The report by the Journal — which said Musk has used LSD, cocaine, ecstasy and psychedelic mushrooms, often at private parties — isn’t even the Tesla board’s first brush with drug-related issues. Weeks after the New York Times reported in August 2018 that directors had expressed concern about Musk’s use of Ambien, he puffed a blunt containing marijuana on comedian Joe Rogan’s podcast.
Lawsuit Fodder
Tesla’s board took minimal action in the wake of those episodes. It replaced Musk as chairman and named two new independent directors as required by the settlement of fraud charges brought by the US Securities and Exchange Commission. It could face more litigation over its handling of Musk’s drug use, said Stephen Diamond, who teaches courses on corporate governance at Santa Clara University’s School of Law.

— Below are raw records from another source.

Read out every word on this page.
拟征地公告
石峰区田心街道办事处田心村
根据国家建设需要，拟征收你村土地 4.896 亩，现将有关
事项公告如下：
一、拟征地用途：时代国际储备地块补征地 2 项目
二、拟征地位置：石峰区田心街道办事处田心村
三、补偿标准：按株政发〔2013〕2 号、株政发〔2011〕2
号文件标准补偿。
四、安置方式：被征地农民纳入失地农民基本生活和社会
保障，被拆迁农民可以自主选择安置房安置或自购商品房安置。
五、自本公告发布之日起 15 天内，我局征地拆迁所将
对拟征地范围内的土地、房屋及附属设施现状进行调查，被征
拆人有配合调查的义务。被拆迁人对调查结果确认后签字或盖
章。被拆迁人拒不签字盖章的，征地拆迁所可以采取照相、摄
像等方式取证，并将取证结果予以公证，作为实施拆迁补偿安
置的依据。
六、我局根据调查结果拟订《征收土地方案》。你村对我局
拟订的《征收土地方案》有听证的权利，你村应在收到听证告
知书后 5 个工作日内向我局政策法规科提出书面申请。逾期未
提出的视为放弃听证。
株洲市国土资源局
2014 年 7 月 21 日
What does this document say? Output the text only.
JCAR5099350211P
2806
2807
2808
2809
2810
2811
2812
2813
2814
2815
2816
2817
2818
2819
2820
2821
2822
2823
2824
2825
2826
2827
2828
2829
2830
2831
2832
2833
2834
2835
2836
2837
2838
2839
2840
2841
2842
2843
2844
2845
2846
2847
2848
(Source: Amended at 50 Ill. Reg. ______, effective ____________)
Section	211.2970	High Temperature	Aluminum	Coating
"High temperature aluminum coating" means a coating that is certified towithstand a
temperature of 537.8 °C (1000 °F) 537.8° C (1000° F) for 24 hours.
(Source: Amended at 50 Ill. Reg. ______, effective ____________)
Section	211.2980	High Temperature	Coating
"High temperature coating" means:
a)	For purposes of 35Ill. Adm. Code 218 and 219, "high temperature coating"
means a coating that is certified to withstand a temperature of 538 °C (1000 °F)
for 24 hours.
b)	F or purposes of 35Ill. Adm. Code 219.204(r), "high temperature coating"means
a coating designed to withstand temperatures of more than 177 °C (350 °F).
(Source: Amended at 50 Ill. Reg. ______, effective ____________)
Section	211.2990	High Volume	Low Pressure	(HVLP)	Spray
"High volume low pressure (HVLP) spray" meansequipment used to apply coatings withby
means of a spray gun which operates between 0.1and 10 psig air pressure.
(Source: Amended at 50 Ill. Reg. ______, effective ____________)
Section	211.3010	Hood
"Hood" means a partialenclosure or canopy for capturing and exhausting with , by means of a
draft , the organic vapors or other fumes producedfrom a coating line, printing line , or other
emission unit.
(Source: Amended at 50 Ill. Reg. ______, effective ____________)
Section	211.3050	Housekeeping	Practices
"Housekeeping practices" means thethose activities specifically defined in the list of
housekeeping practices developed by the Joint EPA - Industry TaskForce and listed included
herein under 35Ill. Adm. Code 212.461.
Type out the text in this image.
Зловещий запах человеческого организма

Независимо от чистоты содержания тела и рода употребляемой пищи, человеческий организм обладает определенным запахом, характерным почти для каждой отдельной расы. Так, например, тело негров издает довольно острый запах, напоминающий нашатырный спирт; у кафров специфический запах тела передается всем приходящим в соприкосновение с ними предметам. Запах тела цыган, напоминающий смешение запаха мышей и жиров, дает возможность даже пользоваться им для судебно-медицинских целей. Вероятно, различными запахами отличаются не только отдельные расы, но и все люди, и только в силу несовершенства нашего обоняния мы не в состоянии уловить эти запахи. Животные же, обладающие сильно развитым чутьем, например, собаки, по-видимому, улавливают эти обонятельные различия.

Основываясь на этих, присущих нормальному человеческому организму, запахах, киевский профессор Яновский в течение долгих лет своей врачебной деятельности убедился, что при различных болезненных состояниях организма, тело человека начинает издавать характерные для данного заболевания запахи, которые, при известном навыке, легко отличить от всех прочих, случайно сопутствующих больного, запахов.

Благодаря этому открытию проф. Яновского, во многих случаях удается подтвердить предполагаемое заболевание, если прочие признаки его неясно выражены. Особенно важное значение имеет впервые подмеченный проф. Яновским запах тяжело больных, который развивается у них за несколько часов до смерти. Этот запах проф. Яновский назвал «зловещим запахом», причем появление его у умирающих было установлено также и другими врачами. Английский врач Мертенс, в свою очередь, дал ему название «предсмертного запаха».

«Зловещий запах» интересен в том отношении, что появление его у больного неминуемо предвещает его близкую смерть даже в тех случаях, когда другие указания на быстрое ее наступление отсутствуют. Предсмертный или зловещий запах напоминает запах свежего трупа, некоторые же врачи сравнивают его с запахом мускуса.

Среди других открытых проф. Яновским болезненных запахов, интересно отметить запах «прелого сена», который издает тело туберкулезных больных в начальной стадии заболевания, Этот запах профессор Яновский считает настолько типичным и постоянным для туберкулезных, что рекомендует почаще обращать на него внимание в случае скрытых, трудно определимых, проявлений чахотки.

“This will give ammunition to class-action lawyers on behalf of disgruntled shareholders at Tesla, if they can tie evidence of drug use to his actual role as an executive,” Diamond said. “The Tesla board has an obligation to discern what’s going on here.”
While Musk’s drug use has the potential to harm his other enterprises — particularly Space Exploration Technologies Corp., a US government contractor — he derives more of his fortune from Tesla than any other company. His shares and exercisable stock options are worth $97.6 billion, or about 44% of his $219.4 billion net worth, according to the Bloomberg Billionaires Index.
“Whatever I’m doing, I should obviously keep doing it!” Musk posted on X, citing Tesla and SpaceX being the world’s most valuable car and space companies. “If drugs actually helped improve my net productivity over time, I would definitely take them!”
Board Breakdown
Tesla’s longest-serving directors are Musk, 52, and his younger brother, Kimbal — both have been on the board since 2004. Kimbal’s reelection to the board has gotten pushback in recent years from an investor critical of his lack of relevant industry experience and a proxy adviser concerned about objectivity.
Proxy advisers also opposed the 2022 reelection of Ira Ehrenpreis, a venture capitalist who has been on the board since 2007. They cited concern about the amount of borrowing against Tesla stock by Musk and other directors, and a half measure the board took in response to a shareholder proposal for annual director elections that got majority support in 2021.
The only other relatively long-tenured director on the board is Robyn Denholm, who joined in 2014 and became chair in 2018. Months after her elevation to the position, which was linked to the SEC suing Musk and Tesla over his take-private tweeting, she praised Musk’s use of the social media platform.
“Twitter is part of everyday business for many executives today,” Denholm said in a March 2019 interview. “From my perspective, he uses it wisely.”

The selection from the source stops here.